Landtag intern 4/2014
Informationen aus dem Landtag Nordrhein-Westfalen

Abstand zwischen Bürger und Politik verkleinern
Die Landesverfassung auf dem Prüfstand - Bürgerbeteiligung erwünscht

Das Interview führten Sonja Wand und Christoph Weißkirchen.



Erstmalig nach 60 Jahren hat der Landtag eine Kommission zur Überarbeitung der Verfassung eingesetzt. Zwar wurde diese in der Zwischenzeit mehrmals geändert (siehe Seite 10), doch geschah dies im "normalen" parlamentarischen Verfahren. Jetzt soll einmal grundsätzlich überprüft werden, ob und inwieweit Anpassungen notwendig sind. So der Auftrag des Landtags an die Kommission. Landtag Intern sprach hierüber mit Prof. Dr. Rainer Bovermann, dem Vorsitzenden der Verfassungskommission.

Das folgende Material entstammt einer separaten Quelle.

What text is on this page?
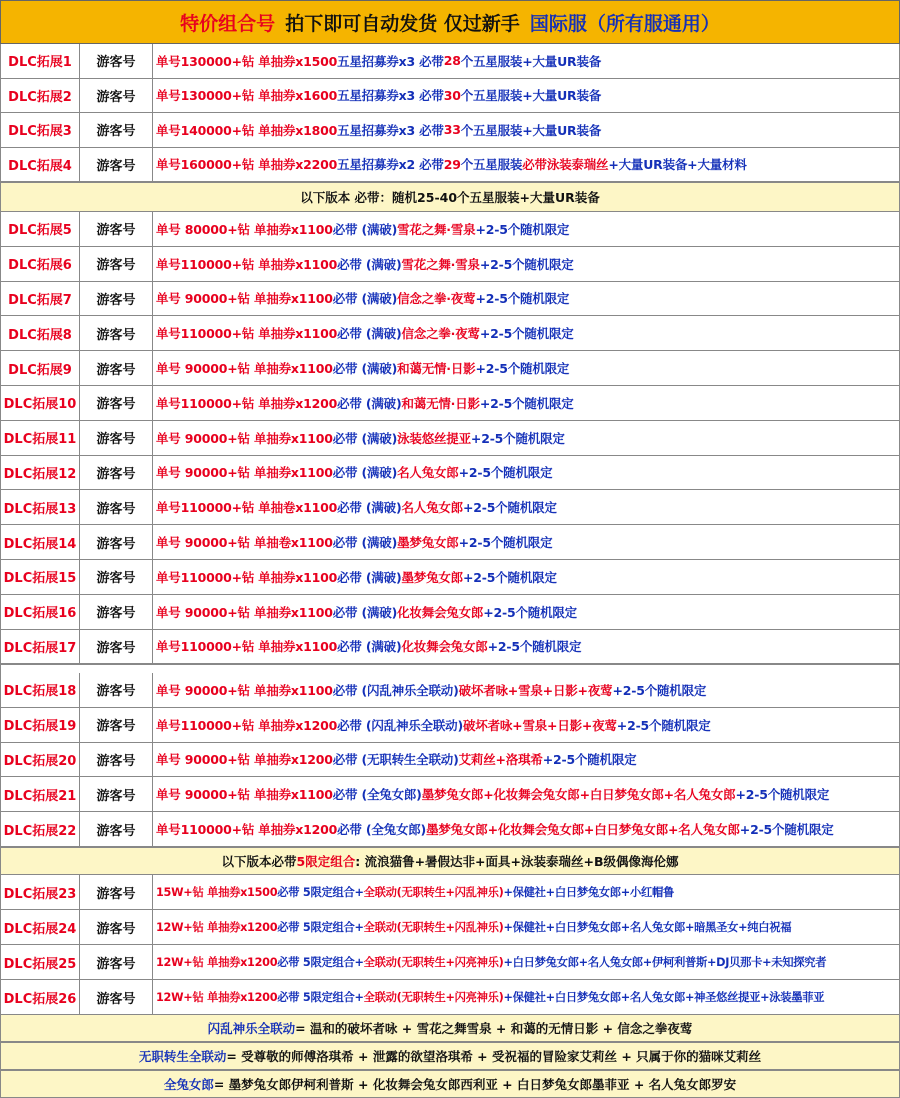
特价组合号 拍下即可自动发货 仅过新手 国际服（所有服通用）
DLC拓展1	游客号	单号130000+钻 单抽券x1500 五星招募券x3 必带 28 个五星服装+大量UR装备
DLC拓展2	游客号	单号130000+钻 单抽券x1600 五星招募券x3 必带 30 个五星服装+大量UR装备
DLC拓展3	游客号	单号140000+钻 单抽券x1800 五星招募券x3 必带 33 个五星服装+大量UR装备
DLC拓展4	游客号	单号160000+钻 单抽券x2200 五星招募券x2 必带 29 个五星服装 必带泳装泰瑞丝 +大量UR装备+大量材料
以下版本 必带：随机25-40个五星服装+大量UR装备
DLC拓展5	游客号	单号 80000+钻 单抽券x1100 必带 (满破) 雪花之舞·雪泉 +2-5个随机限定
DLC拓展6	游客号	单号110000+钻 单抽券x1100 必带 (满破) 雪花之舞·雪泉 +2-5个随机限定
DLC拓展7	游客号	单号 90000+钻 单抽券x1100 必带 (满破) 信念之拳·夜莺 +2-5个随机限定
DLC拓展8	游客号	单号110000+钻 单抽券x1100 必带 (满破) 信念之拳·夜莺 +2-5个随机限定
DLC拓展9	游客号	单号 90000+钻 单抽券x1100 必带 (满破) 和蔼无情·日影 +2-5个随机限定
DLC拓展10	游客号	单号110000+钻 单抽券x1200 必带 (满破) 和蔼无情·日影 +2-5个随机限定
DLC拓展11	游客号	单号 90000+钻 单抽券x1100 必带 (满破) 泳装悠丝提亚 +2-5个随机限定
DLC拓展12	游客号	单号 90000+钻 单抽券x1100 必带 (满破) 名人兔女郎 +2-5个随机限定
DLC拓展13	游客号	单号110000+钻 单抽卷x1100 必带 (满破) 名人兔女郎 +2-5个随机限定
DLC拓展14	游客号	单号 90000+钻 单抽卷x1100 必带 (满破) 墨梦兔女郎 +2-5个随机限定
DLC拓展15	游客号	单号110000+钻 单抽券x1100 必带 (满破) 墨梦兔女郎 +2-5个随机限定
DLC拓展16	游客号	单号 90000+钻 单抽券x1100 必带 (满破) 化妆舞会兔女郎 +2-5个随机限定
DLC拓展17	游客号	单号110000+钻 单抽券x1100 必带 (满破) 化妆舞会兔女郎 +2-5个随机限定
DLC拓展18	游客号	单号 90000+钻 单抽券x1100 必带 (闪乱神乐全联动) 破坏者咏+雪泉+日影+夜莺 +2-5个随机限定
DLC拓展19	游客号	单号110000+钻 单抽券x1200 必带 (闪乱神乐全联动) 破坏者咏+雪泉+日影+夜莺 +2-5个随机限定
DLC拓展20	游客号	单号 90000+钻 单抽券x1200 必带 (无职转生全联动) 艾莉丝+洛琪希 +2-5个随机限定
DLC拓展21	游客号	单号 90000+钻 单抽券x1100 必带 (全兔女郎) 墨梦兔女郎+化妆舞会兔女郎+白日梦兔女郎+名人兔女郎 +2-5个随机限定
DLC拓展22	游客号	单号110000+钻 单抽券x1200 必带 (全兔女郎) 墨梦兔女郎+化妆舞会兔女郎+白日梦兔女郎+名人兔女郎 +2-5个随机限定
以下版本必带 5限定组合 : 流浪猫鲁+暑假达非+面具+泳装泰瑞丝+B级偶像海伦娜
DLC拓展23	游客号	15W+钻 单抽券x1500 必带 5限定组合+ 全联动(无职转生+闪乱神乐) +保健社+白日梦兔女郎+小红帽鲁
DLC拓展24	游客号	12W+钻 单抽券x1200 必带 5限定组合+ 全联动(无职转生+闪乱神乐) +保健社+白日梦兔女郎+名人兔女郎+暗黑圣女+纯白祝福
DLC拓展25	游客号	12W+钻 单抽券x1200 必带 5限定组合+ 全联动(无职转生+闪亮神乐) +白日梦兔女郎+名人兔女郎+伊柯利普斯+DJ贝那卡+未知探究者
DLC拓展26	游客号	12W+钻 单抽券x1200 必带 5限定组合+ 全联动(无职转生+闪亮神乐) +保健社+白日梦兔女郎+名人兔女郎+神圣悠丝提亚+泳装墨菲亚
闪乱神乐全联动 = 温和的破坏者咏 + 雪花之舞雪泉 + 和蔼的无情日影 + 信念之拳夜莺
无职转生全联动 = 受尊敬的师傅洛琪希 + 泄露的欲望洛琪希 + 受祝福的冒险家艾莉丝 + 只属于你的猫咪艾莉丝
全兔女郎 = 墨梦兔女郎伊柯利普斯 + 化妆舞会兔女郎西利亚 + 白日梦兔女郎墨菲亚 + 名人兔女郎罗安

Li: Wie kommt es zur heutigen Verfassungskommission?

Prof. Dr. Bovermann: In den letzten Legislaturperioden hat es immer wieder Anträge zur Änderung einzelner Artikel der Verfassung gegeben, eingebracht von unterschiedlichen Fraktionen. Hinzu kommt der Wandel der gesellschaftlichen und politischen Rahmenbedingungen. Dadurch ist ein gewisser Beratungsdruck angewachsen. Auch wenn wir alle natürlich davon überzeugt sind, dass sich die Verfassung grundsätzlich bewährt hat.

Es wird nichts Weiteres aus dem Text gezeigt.